Die bei einigen Affenarten und Lemuren festgestellten, dem Schnurren ähnlichen Lautäußerungen sind bisher als solches allerdings noch nicht sicher identifiziert. Ein anderes Kapitel sind für Tierstimmenforscher Laute, die im Laufe der Entwicklung vom jungen zum erwachsenen Tier einen Funktionswandel durchlaufen. Beispiel Katzen: Jungtiere schnurren, wenn sie bei der Mutter am Gesäuge liegen, erwachsene Katzen hingegen, wenn sie sich - im freundlichen Nahkontakt - gegenseitig das Fell pflegen. Bei bestimmten Vögeln, so zeigen andere Untersuchungen, mutiert der jugendliche Bettellaut später zum Balzlaut beim erwachsenen Männchen. Dem Wissenschaftler stellt sich nun die Frage, ob Vogelmännchen sich gewissermaßen klein machen wollen, wenn sie ein Weibchen anbalzen. Jede Menge Arbeit also für Peters.

Auch der Komplex des Gesanglernens bei Vögeln und das Ausfindigmachen der dafür sensiblen Phasen im Aufwachsen der Tiere ist Aufgabe der Bioakustiker. Dabei haben sie unter anderem herausgefunden, dass es Vögel wie zum Beispiel den Buchfinken oder die Nachtigall gibt, die ihren Gesang zu einem Zeitpunkt lernen, wo sie selber noch gar nicht singen können. Lautanalysen können ferner darüber informieren, ob und wie weit akustische Lebensäußerungen an den Lebensraum und seine Bedingungen einer Tierart angepasst sind. Eine Froschart, die in schnell fließenden rauschenden Bächen lebt, ruft anders als eine, die sich aus einem Erdloch heraus Gehör verschafft.

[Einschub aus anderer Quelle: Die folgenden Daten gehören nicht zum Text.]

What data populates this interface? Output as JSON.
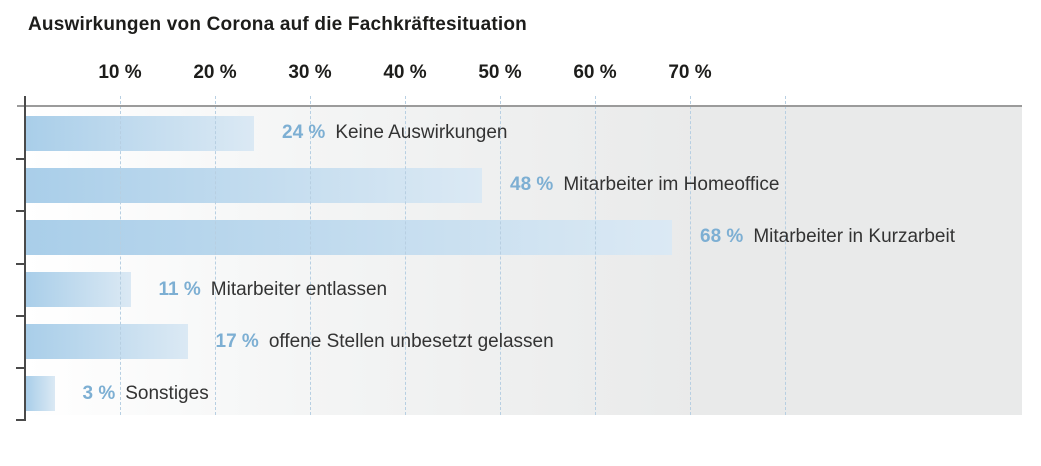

"Bei der Bestimmung neuer Tierarten, wie jüngst der Entdeckung neuer Froscharten durch Wissenschaftler des Museum Koenig, sind heute oft zuerst deren Lautäußerungen für eine genaue Unterscheidung ausschlaggebend, weil die Tiere vom Aussehen und den körperliche Merkmalen her einander so ähnlich sind", sagt Peters.

Lautspektrogramme, mit denen alle physikalischen Kennzeichen eines Lautes präzise erkannt und analysiert werden können, sind das zentrale Instrument für solche Studien. Diese graphischen Darstellungen, die den Zeitverlauf, die Frequenzzusammensetzung und die relative Intensitätsverteilung eines Schallereignisses wiedergeben, werden von Lautspektrographen erstellt. Eine solche Apparatur zur Lautanalyse stellt das Herzstück des Lautlabors dar, das neben einem hallarmen Aufnahmestudio über alle einschlägigen Geräte zum Aufzeichnen von Lauten und Abspielen unterschiedlichster Tonträger wie Tonband, CD-Player, DAT (Digital Audio Tape)-Recorder, Kassettendeck und PC verfügt.

Große Teile dieses im Keller des Museums von Peters gehüteten Schatzes sind ungehoben. Denn um seinen Reichtum voll entfalten zu können, müsste er digital erfasst, geordnet und katalogisiert werden. Deshalb kann Peters auch nicht genau angeben, wie viele Tierstimmen im Museum tatsächlich "lagern". "Bei den Vögeln sind es bestimmt Laute von rund 2 000 Arten", schätzt er. Den ganzen Bestand durchzuarbeiten und zu ordnen würde Jahre dauern. Irgendwann will er das aber geschafft haben. Daraus könnte dann auch eine gewisse Bestandssicherheit für das Lautarchiv entstehen, die bisher nicht institutionell verankert ist. Das Ganze steht und fällt bis heute mit der Person Peters.